Qu’est-ce qu’un « superprofit » ? Constate-t-on une augmentation anormale des profits de plusieurs multinationales ? Et ces même « superprofiteurs » perçoivent-ils des aides publiques ? Une enquête de l’Observatoire des multinationales.

Les énormes bénéfices engrangés par TotalEnergies ont défrayé la chronique cet été. Dans un contexte marqué par la guerre en Ukraine, la crise climatique et l’inflation, alors que des milliers de ménages se demandent comment ils pourront boucler leurs fins de mois, le groupe pétrolier a annoncé un résultat semestriel ajusté de plus de 18 milliards d’euros (ramené à 10,4 milliards pour tenir compte de la dépréciation de ses actifs en Russie). D’autres grandes multinationales, notamment dans les secteurs de l’énergie, du transport et des matières premières, ont elles aussi accumulé des milliards de bénéfice sur les six premiers mois de 2022.


 

Tout ceci n’a pas manqué de relancer le débat sur les « superprofits ». En France, l’opposition de gauche et la société civile militent pour leur taxation. Une partie de la majorité présidentielle ne semble pas insensible à leurs arguments. L’Union européenne propose une « contribution exceptionnelle » des entreprises pétrolières et gazières au vu de leurs bénéfices historiques. Le ministre de l’Économie, Bruno Le Maire, a tenté de balayer le débat en déclarant « ne pas savoir » ce qu’est un superprofit, tandis que dans les milieux d’affaires, on fait valoir que les Français devraient être contents d’avoir des champions nationaux en bonne santé financière, dont on nous promet qu’ils utiliseront ces bénéfices pour nous préparer un avenir plus vert.

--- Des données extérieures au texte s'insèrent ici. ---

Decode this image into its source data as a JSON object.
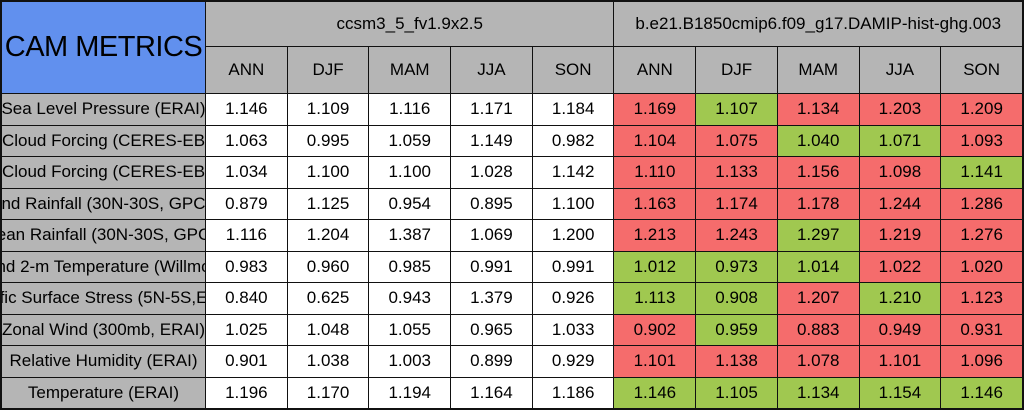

Qu’est-ce qu’un « superprofit » ? Constate-t-on effectivement une augmentation anormale des profits du CAC40 ? Cette augmentation concerne-t-elle également tous les groupes et tous les secteurs ? Comment s’explique-t-elle ? Et que vont faire les entreprises de cet afflux d’argent frais ? Dans le cadre de la préparation de la prochaine édition du « CAC40 : le véritable bilan annuel », nous nous sommes penchés sur les chiffres publiés par les grandes entreprises françaises pour le premier semestre 2022, afin d’apporter des éléments de réponse à ces questions.

73 milliards de profit malgré les pertes liées à la Russie

Premier constat : avec 72,8 milliards d’euros de bénéfice net cumulé [1], le CAC40 poursuit effectivement sur la lancée des niveaux record de profits engrangés en 2021. Et ce alors même que plusieurs groupes de l’indice (Renault, Safran, Société générale, Worldline...) ont enregistré des résultats négatifs de plusieurs milliards sur les six mois écoulés.